Douglas Beazer (The future is solar, January 20) is quite right.

However, we all need to understand the economics of the solar power/hydrogen production processes.

An average solar panel domestic installation produces electricity at an amortised cost of only 5.5 pence per unit (one kWh) and its production of around 3,000 kWh per annum is part consumed and part fed directly into the electricity grid.

It will have a life expectancy of at least 25 years and require little or no maintenance. Thus, since the grid system links us all together, each domestic installation supplies half the requirements of two houses. What is quite immoral is that an owner of a domestic solar array is paid only 3.5 pence per kWh for his surplus production of about 1,500 kWh per annum and has to buy back about 1,500 kWh from his energy supplier when the sun goes down for 25 pence per kWh!

The recent meteoric rise in the cost of imported fossil fuels makes imperative the case for the large-scale installation of solar panels on houses and commercial buildings such as factories, offices and schools.

The current price of imported electricity has pushed up its retail price to at least 25 pence/kWh. Since our energy companies are largely owned by unscrupulous foreign investors, the equivalent of 75 per cent of what we spend on energy from overseas providers could be saved by producing it ourselves with solar panels.
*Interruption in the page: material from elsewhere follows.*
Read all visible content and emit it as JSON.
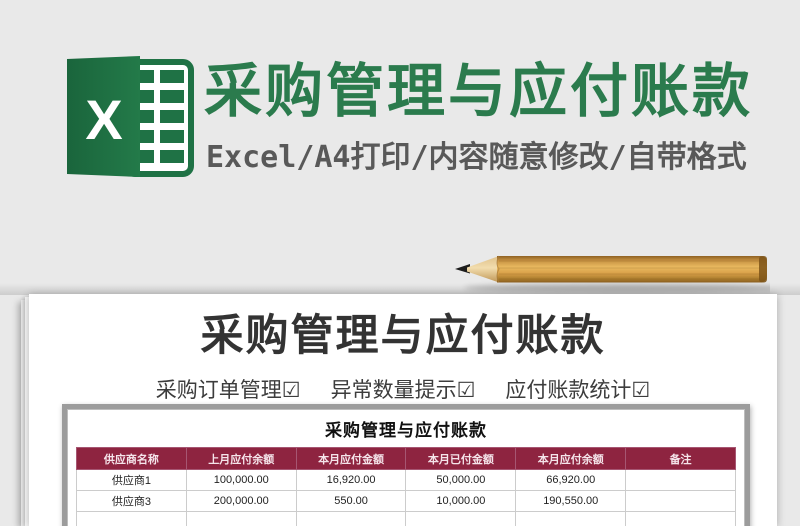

Our Government could therefore easily subsidise a third of the cost of a solar panel installation of £1,333 to each householder with a suitable physical aspect to the sun as an incentive to install them. Also, it could compel every suitable house rented, constructed or sold to be equipped with them for only about 0.7 per cent of its value. Our economy would save a fortune on our gross energy import and be able to turn surplus green power into green hydrogen for storage for night consumption, fuelling our trains, HGVs, cars and air conditioning in the summer months when temperatures of over 40 degrees C will be common.

A further advantage of domestic solar energy production is the fact that it is produced at the point of use.
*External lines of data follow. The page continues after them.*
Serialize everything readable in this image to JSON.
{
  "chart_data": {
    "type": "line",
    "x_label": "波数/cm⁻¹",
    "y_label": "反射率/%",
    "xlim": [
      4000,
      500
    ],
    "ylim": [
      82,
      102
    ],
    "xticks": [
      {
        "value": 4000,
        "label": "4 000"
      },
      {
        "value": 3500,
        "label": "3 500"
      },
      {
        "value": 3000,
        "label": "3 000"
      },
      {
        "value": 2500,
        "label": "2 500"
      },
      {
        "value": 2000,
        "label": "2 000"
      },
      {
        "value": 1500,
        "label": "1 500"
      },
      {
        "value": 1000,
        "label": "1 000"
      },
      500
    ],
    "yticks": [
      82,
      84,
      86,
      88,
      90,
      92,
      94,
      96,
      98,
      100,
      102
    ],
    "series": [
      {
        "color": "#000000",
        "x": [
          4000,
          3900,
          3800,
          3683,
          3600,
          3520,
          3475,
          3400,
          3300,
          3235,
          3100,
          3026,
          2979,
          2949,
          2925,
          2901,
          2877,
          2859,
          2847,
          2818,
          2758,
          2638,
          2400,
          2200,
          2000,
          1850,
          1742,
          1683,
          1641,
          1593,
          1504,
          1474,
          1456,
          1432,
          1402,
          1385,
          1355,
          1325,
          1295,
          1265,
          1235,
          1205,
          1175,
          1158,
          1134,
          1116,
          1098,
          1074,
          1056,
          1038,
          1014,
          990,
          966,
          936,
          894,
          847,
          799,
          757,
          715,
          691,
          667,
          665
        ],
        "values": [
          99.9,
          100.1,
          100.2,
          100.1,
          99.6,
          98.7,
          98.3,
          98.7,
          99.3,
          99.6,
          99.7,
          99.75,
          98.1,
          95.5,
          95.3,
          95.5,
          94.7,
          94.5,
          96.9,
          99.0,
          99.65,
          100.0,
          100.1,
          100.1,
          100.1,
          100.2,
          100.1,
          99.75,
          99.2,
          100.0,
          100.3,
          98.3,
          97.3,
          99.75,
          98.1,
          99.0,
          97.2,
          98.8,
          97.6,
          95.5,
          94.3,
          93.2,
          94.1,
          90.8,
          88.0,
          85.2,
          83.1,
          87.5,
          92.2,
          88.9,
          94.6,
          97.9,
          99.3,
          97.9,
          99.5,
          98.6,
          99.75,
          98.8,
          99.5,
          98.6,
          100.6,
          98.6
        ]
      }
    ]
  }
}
This avoids huge new investments in the electricity grid system and its sub-stations by giving grants to landowners and farmers who will then charge as much for power as they can get.

People that I have explained these facts to have been amazed to know that there are ways in which the world can avoid a climate catastrophe. One person almost wept in relief. The public and our Government need these matters spelled out to them in a language they can understand.

Ironically, the huge prices now being demanded for imported energy derived from fossil fuels simply provide greater incentives to provide our own. It is free, after all!